On the inflation front, the MPC sees the consumer price index averaging 4.5 per cent in the current financial year. It is expected to average at 4.9 per cent in the April-June quarter, decline to 3.8 per cent in July-September, but then rise to 4.6 per cent and 4.5 per cent in the third and fourth quarters of the year.

But, the inflation forecast considers a normal monsoon season this year. How it actually pans out will have to be watched closely. A lower-than-expected monsoon in 2023, and lower reservoir levels led to volatile food prices. Even as core inflation has come down, food inflation still remains well above comfort levels; it rose to 8.66 per cent in February.

Uncertain or harsh weather conditions could well play a spoilsport over the next few months. The India Meteorological Department has already warned that most parts of the country will see above-normal temperature from April to June this year. For now, the expectation is that monsoon is likely to be good this year, with El Nino conditions set to weaken.

"Frequent and overlapping adverse climate shocks pose key upside risks to the outlook on international and domestic food prices," warned Das.

There is another factor to watch out for. Globally, US Federal Reserve and other major central banks are expected to start cutting interest rates this year. But, in recent weeks, hopes of rate cut as early as June have receded, especially after US consumer inflation unexpectedly rose in February.

In recent days, crude oil prices have spiked again, amid continued geo-political tensions in West Asia. There are risks if things blow up here.
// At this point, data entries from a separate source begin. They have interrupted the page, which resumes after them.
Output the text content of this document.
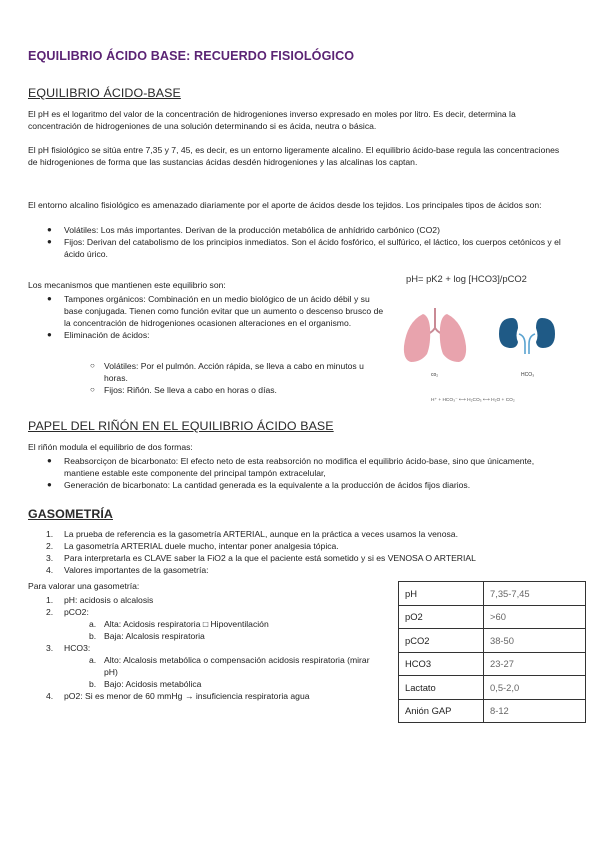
EQUILIBRIO ÁCIDO BASE: RECUERDO FISIOLÓGICO
EQUILIBRIO ÁCIDO-BASE
El pH es el logaritmo del valor de la concentración de hidrogeniones inverso expresado en moles por litro. Es decir, determina la concentración de hidrogeniones de una solución determinando si es ácida, neutra o básica.
El pH fisiológico se sitúa entre 7,35 y 7, 45, es decir, es un entorno ligeramente alcalino. El equilibrio ácido-base regula las concentraciones de hidrogeniones de forma que las sustancias ácidas desdén hidrogeniones y las alcalinas los captan.
El entorno alcalino fisiológico es amenazado diariamente por el aporte de ácidos desde los tejidos. Los principales tipos de ácidos son:
● Volátiles: Los más importantes. Derivan de la producción metabólica de anhídrido carbónico (CO2)
● Fijos: Derivan del catabolismo de los principios inmediatos. Son el ácido fosfórico, el sulfúrico, el láctico, los cuerpos cetónicos y el ácido úrico.
Los mecanismos que mantienen este equilibrio son:
● Tampones orgánicos: Combinación en un medio biológico de un ácido débil y su base conjugada. Tienen como función evitar que un aumento o descenso brusco de la concentración de hidrogeniones ocasionen alteraciones en el organismo.
● Eliminación de ácidos:
○ Volátiles: Por el pulmón. Acción rápida, se lleva a cabo en minutos u horas.
○ Fijos: Riñón. Se lleva a cabo en horas o días.
pH= pK2 + log [HCO3]/pCO2
co₂	HCO₃
H⁺ + HCO₃⁻ ⟷ H₂CO₃ ⟷ H₂O + CO₂
PAPEL DEL RIÑÓN EN EL EQUILIBRIO ÁCIDO BASE
El riñón modula el equilibrio de dos formas:
● Reabsorciçon de bicarbonato: El efecto neto de esta reabsorción no modifica el equilibrio ácido-base, sino que únicamente, mantiene estable este componente del principal tampón extracelular,
● Generación de bicarbonato: La cantidad generada es la equivalente a la producción de ácidos fijos diarios.
GASOMETRÍA
1. La prueba de referencia es la gasometría ARTERIAL, aunque en la práctica a veces usamos la venosa.
2. La gasometría ARTERIAL duele mucho, intentar poner analgesia tópica.
3. Para interpretarla es CLAVE saber la FiO2 a la que el paciente está sometido y si es VENOSA O ARTERIAL
4. Valores importantes de la gasometría:
Para valorar una gasometría:
1. pH: acidosis o alcalosis
2. pCO2:
a. Alta: Acidosis respiratoria □ Hipoventilación
b. Baja: Alcalosis respiratoria
3. HCO3:
a. Alto: Alcalosis metabólica o compensación acidosis respiratoria (mirar pH)
b. Bajo: Acidosis metabólica
4. pO2: Si es menor de 60 mmHg → insuficiencia respiratoria agua
pH	7,35-7,45
pO2	>60
pCO2	38-50
HCO3	23-27
Lactato	0,5-2,0
Anión GAP	8-12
"The continuation of geo-political rifts and supply side risks of the same on commodity prices requires monitoring," said Rajani Sinha, chief economist at CareEdge Ratings.

Most experts back home are penciling in the RBI to cut repo rate from the current 6.50 per cent in the second half of the financial year. Also, the rate cuts aren't likely to be too many, at best 50-100 bps, they feel.
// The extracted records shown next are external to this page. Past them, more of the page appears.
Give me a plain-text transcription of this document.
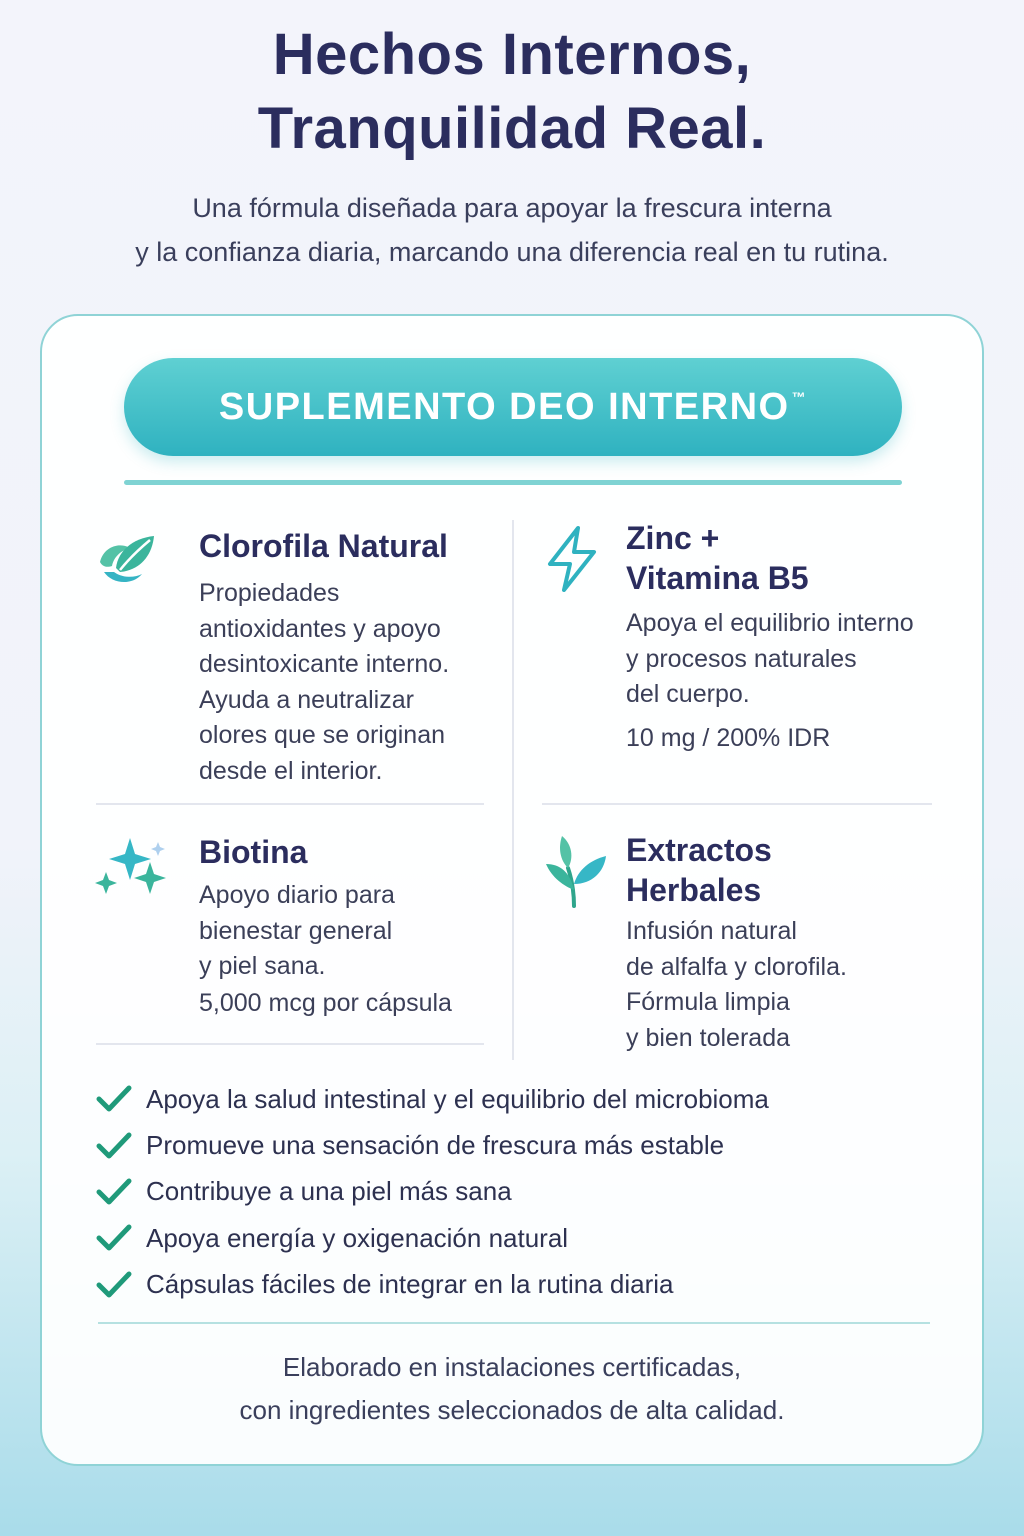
Hechos Internos,
Tranquilidad Real.
Una fórmula diseñada para apoyar la frescura interna
y la confianza diaria, marcando una diferencia real en tu rutina.
SUPLEMENTO DEO INTERNO™
Clorofila Natural
Propiedades
antioxidantes y apoyo
desintoxicante interno.
Ayuda a neutralizar
olores que se originan
desde el interior.
Zinc +
Vitamina B5
Apoya el equilibrio interno
y procesos naturales
del cuerpo.
10 mg / 200% IDR
Biotina
Apoyo diario para
bienestar general
y piel sana.
5,000 mcg por cápsula
Extractos
Herbales
Infusión natural
de alfalfa y clorofila.
Fórmula limpia
y bien tolerada
Apoya la salud intestinal y el equilibrio del microbioma
Promueve una sensación de frescura más estable
Contribuye a una piel más sana
Apoya energía y oxigenación natural
Cápsulas fáciles de integrar en la rutina diaria
Elaborado en instalaciones certificadas,
con ingredientes seleccionados de alta calidad.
"Given the recent global resilience in economic activity, there has been a tendency to keep monetary policy tight to take on the last mile challenge on inflation by global central banks. The RBI seems to be moving in lock step with that," noted Abheek Barua, chief economist and executive vice-president at HDFC Bank, who feels chances of a rate cut have been pushed into the second half of 2024-25.

As inflation moderates and the Fed starts cutting rates, Sinha expects the RBI going for a "shallow" rate cut of around 50 basis points in two tranches starting from the October-December 2024 quarter.

"Space for rate cut likely has opened up though RBI seems in no hurry to cut rates presently but use its pole position to align inflation structurally to its long term target of 4 per cent. As such, markets may find confidence in projecting rate cuts in later part of the year and interest rates may remain stable with a downward bias," said Mahendra Kumar Jajoo, CIO - Fixed Income, Mirae Asset Investment Managers (India).

Indranil Pan, chief economist at Yes Bank also feels RBI's rate cut cycle will be shallow.

"With an unchanged inflation projection for FY25 at 4.5 per cent, with growth conditions improving and with US Fed also pushing out its rate cut cycle, we think that the RBI might only be in a position to cut rates either in the August policy or even later," said Pan.

Sunil Kumar Sinha, senior director and principal economist at India Ratings and Research, and Paras Jasrai, senior analyst, say RBI's guidance on inflation and its trajectory through this year suggests it will remain cautious and watchful and is unlikely to change the rate or stance anytime soon.

"The macro environment provides the headroom for RBI to stay put on both policy rate and stance in the near term and look at policy rate easing only during the second half of FY25 in the range of 50-75 bps," they said.

Suman Chowdhury, chief economist and head of research at Acuite Ratings and Research, also feels that given the tone of the MPC statement and the expectation of strong domestic growth, there is "low likelihood" of any rate cut by RBI before October this year.